Marketing to Customer Segments Using RFM
Because RFM bases customer value on three parameters rather than only one, these segments are more meaningful to you and your marketing strategies.
Many people think of valuable customers as customers who have spent a lot of money. But if spend is the only customer behavior you're evaluating, you may miss out on other key things.
Let's look at hypothetical high value customer Henry Hogsworth. Henry Hogsworth has spent over $50,000 at your business. But he hasn't made a purchase in over 30 months. Because Henry is worth $50K, you may have him listed as a valuable customer to target on your next marketing campaign. But Henry is likely a lapsed customer who is unlikely to respond to your marketing efforts.

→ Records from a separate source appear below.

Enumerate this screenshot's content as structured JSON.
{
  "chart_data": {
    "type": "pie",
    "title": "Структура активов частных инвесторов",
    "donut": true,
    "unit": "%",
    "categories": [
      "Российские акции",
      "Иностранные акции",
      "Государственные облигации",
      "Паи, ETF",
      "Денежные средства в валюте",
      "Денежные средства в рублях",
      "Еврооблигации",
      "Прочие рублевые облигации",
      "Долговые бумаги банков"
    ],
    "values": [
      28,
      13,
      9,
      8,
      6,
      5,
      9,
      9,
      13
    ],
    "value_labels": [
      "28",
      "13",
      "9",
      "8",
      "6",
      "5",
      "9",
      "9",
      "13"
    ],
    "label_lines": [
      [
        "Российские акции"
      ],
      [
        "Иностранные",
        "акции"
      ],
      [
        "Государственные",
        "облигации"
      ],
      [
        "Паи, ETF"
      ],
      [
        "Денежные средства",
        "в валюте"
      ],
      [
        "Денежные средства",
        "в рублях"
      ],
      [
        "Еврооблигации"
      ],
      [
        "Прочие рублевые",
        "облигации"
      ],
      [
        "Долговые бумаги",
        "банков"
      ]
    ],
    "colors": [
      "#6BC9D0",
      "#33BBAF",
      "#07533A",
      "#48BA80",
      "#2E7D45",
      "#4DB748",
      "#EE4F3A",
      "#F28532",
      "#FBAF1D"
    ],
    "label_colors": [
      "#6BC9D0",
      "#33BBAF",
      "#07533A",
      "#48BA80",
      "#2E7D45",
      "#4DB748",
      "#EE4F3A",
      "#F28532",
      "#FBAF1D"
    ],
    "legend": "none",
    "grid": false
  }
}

Similarly, you may think that Tom Jones is a low value customer because he has only spent $480. But what if Tom Jones had made 5 purchases within 4 weeks?
Common sense dictates that Tom Jones is going to be more responsive to your next sales promotion than a customer who hasn't spent money at your business in nearly 3 years.

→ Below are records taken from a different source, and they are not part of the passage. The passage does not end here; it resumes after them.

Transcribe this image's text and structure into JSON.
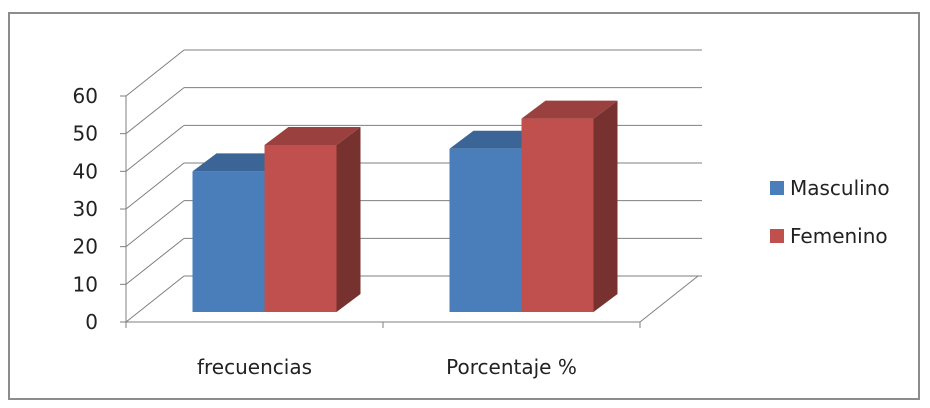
{
  "chart_data": {
    "type": "bar",
    "title": "",
    "xlabel": "",
    "ylabel": "",
    "categories": [
      "frecuencias",
      "Porcentaje %"
    ],
    "series": [
      {
        "name": "Masculino",
        "values": [
          40,
          46
        ],
        "color": "#4a7ebb"
      },
      {
        "name": "Femenino",
        "values": [
          47,
          54
        ],
        "color": "#c0504d"
      }
    ],
    "ylim": [
      0,
      60
    ],
    "yticks": [
      "0",
      "10",
      "20",
      "30",
      "40",
      "50",
      "60"
    ],
    "grid": true,
    "legend_position": "right",
    "style": "3d"
  }
}
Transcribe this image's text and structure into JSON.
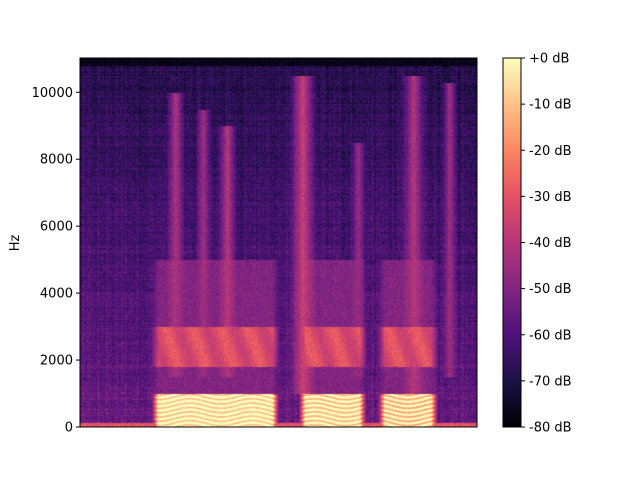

Including recency and frequency in the mix means you can identify these customers and target specific conversations to them to encourage behavior change.
On the other hand, it could be Henry purchased 1 high-value item from your business like a boiler. In the past 30 months, Henry has had no issues with the boiler and when it needs replacing in several years out, he may reach out to you again.
But Henry may need annual tune-ups, cleanings, service visits, and other ancillary products specifically for his boiler purchase.
With an RFM analysis, you can offer relevant products to your customers at the right moments and continually offer brand value. Tom will likely respond to frequent email drops promoting sales for smaller tools and parts, while Henry may respond to promotions for tune-ups and ancillary products for a boiler. And near the end of the boiler's warranty, he may be in the market to purchase a warranty extension or a new boiler.